ということですから、「保守系の大物」のみなさんは映画内におけるご自身の発言内容ではなく、あくまで上記理由による上映差し止めを実現することが主戦場のようです。

【参考】<テレビが撮れない?>大学院監督のドキュメンタリー映画『主戦場』が秀逸

これに対して6月3日、ミキ・デサキ監督らが反論会見を開きました。監督側は、あらかじめ一般公開の可能性を伝えた上で合意書などの文書を交わし、各個の発言部分は事前に知らせている、などと反論しました。

どうやら、映画が連日満員で評判となって行くなかで、トラブルも大きくなってきたようです。

今回、筆者はこの内容での両者の対立には関心がありません。いずれの争点もこの映画を観る者にはほとんど関係がないからです。映画鑑賞者にとって、大学院生の卒業課題映画だろうが、商業映画だろうが、中身が同じなら作品価値は同じです。映画は言うまでもなくその内容こそが主戦場です。

そしてこの作品は、多くの発言を織り合わせることで展開してゆくドキュメンタリー映画ですから、注目すべきは個々の「発言」そのものにあります。前稿で筆者は、左右どちらのプロパガンダ映画ではないとした上で、

『どなたが観ても「えっ!」とか「あっ!」とか驚くであろう発言が飛び出してくる刺激的な作品であることを指摘しておきます。』

と書きました。筆者が『「えっ!」とか「あっ!」とか驚く発言』と書いた作品内の発言について、ミキ・デサキ監督の反論会見で質問に立ったある記者はこう表現しました。

『非常に率直に、ある意味のびのびと差別的な発言や、中国や韓国に対する根拠のないヘイト発言をしていることに驚いた』

「保守系の大物」のみなさんは、今回の共同声明および会見の中で自分たちによる個々の発言を否定していませんので、この記者が言う「差別的な発言や、中国や韓国に対する根拠のないヘイト発言」、筆者の言う「えっ!とかあっ!」とか驚く発言」、を否定していません。

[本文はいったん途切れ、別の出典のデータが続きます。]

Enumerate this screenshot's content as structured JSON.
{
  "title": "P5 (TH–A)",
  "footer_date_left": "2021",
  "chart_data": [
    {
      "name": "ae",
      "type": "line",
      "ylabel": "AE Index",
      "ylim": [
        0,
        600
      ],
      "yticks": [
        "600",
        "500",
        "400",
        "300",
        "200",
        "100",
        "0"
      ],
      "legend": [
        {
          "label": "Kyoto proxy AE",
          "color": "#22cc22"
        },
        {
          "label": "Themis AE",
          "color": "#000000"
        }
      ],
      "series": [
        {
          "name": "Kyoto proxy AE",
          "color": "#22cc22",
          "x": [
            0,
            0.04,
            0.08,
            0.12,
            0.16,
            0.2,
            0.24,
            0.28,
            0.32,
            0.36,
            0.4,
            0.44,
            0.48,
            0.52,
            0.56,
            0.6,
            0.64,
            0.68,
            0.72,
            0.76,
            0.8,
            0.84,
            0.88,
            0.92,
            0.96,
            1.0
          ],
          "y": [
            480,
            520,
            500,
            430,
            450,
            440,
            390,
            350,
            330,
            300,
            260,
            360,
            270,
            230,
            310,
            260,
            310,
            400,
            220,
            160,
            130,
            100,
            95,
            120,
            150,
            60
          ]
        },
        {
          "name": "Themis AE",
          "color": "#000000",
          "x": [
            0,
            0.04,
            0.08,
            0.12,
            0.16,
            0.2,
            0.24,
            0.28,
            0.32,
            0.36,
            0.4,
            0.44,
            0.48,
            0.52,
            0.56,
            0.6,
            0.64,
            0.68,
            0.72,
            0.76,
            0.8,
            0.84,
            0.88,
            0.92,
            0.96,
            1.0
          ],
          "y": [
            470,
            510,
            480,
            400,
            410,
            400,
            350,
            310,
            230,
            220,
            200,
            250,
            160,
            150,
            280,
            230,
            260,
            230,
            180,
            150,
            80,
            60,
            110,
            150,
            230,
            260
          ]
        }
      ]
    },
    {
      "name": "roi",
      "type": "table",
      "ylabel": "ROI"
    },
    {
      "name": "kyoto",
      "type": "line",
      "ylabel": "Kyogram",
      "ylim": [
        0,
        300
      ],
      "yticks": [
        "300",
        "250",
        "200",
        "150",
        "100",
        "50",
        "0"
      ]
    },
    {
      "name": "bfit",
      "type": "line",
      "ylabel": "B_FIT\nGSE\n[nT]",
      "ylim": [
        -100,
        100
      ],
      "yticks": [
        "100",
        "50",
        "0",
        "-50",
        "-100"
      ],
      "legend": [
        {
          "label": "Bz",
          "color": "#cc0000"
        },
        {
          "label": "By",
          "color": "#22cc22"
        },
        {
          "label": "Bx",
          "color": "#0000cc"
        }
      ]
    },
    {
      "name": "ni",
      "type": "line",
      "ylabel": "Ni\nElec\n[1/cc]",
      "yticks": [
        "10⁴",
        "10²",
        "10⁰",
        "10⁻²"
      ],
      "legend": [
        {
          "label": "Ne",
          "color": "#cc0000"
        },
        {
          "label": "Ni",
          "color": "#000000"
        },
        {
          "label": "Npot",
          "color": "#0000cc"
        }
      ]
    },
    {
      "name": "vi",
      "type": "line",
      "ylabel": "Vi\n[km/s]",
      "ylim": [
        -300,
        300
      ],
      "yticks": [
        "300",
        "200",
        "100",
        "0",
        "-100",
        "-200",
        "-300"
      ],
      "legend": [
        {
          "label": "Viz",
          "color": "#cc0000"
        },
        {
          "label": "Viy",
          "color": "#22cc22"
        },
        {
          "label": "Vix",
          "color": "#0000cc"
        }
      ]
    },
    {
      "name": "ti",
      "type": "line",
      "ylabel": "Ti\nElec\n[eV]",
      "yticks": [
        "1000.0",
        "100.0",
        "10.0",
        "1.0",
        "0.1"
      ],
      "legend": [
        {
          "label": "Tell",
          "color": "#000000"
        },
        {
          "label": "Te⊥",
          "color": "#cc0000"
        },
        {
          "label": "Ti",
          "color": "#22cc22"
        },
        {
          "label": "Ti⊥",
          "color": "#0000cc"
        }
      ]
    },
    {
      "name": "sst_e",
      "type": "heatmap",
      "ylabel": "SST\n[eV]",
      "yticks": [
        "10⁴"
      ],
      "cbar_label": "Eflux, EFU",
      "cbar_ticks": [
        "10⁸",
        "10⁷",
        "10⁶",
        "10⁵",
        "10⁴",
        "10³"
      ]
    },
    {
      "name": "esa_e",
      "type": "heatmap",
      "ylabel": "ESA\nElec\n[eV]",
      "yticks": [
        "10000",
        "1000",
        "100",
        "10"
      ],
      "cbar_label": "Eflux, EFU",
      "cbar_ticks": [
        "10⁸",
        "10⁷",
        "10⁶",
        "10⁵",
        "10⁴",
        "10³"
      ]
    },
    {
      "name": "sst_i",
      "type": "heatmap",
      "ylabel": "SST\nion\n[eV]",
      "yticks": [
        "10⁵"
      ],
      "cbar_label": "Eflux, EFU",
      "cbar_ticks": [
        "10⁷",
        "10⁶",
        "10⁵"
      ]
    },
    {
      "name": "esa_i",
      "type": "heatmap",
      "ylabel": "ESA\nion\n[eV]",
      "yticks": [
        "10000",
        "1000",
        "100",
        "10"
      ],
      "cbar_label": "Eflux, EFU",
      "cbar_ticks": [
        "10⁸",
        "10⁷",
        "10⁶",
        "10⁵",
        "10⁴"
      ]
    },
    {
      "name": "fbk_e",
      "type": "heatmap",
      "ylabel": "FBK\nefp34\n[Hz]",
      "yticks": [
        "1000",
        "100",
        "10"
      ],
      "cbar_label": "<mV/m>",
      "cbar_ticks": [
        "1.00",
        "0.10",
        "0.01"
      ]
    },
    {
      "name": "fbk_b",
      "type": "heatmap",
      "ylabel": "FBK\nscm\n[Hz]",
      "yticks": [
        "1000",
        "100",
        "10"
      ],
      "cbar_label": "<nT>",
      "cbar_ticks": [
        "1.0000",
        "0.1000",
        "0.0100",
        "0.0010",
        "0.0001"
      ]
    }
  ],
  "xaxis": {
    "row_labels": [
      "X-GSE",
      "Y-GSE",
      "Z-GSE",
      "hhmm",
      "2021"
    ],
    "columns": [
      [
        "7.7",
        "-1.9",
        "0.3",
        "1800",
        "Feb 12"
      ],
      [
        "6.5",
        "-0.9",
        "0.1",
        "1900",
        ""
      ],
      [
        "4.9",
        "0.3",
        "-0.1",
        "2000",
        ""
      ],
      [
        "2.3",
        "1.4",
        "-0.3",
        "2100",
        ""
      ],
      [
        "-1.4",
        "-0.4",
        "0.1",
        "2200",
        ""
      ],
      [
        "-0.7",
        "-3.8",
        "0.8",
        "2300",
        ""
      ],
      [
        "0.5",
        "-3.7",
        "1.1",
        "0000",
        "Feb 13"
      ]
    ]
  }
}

実は杉田水脈議員の発言などは相当強い反発を受けそうな発言なのですが、おそらくは「保守系の大物」のみなさんはいずれの発言も、差別的でもヘイトでも、誤った歴史認識でもないというご理解なのでしょう。

ということで、「保守系の大物」のみなさんも映画「主戦場」における個々の発言内容に異存はないようですから、内容と無関係のモメ事は両当事者におまかせし、右だの左だのという先入観を抜きにして、この映画を虚心坦懐に観られたらいかがでしょうか。

この作品には、「保守系の大物」のみなさんのみならず、様々な立場の方々からの「えっ!」とか「あっ!」とか感じる数々の刺激的な発言があるのは確かで、それを観る者がどう受けとめるのかがこの映画の主戦場です。前稿時は東京で単館上映でしたが、全国展開も決まったようです。あらためて鑑賞をお奨めしておきます。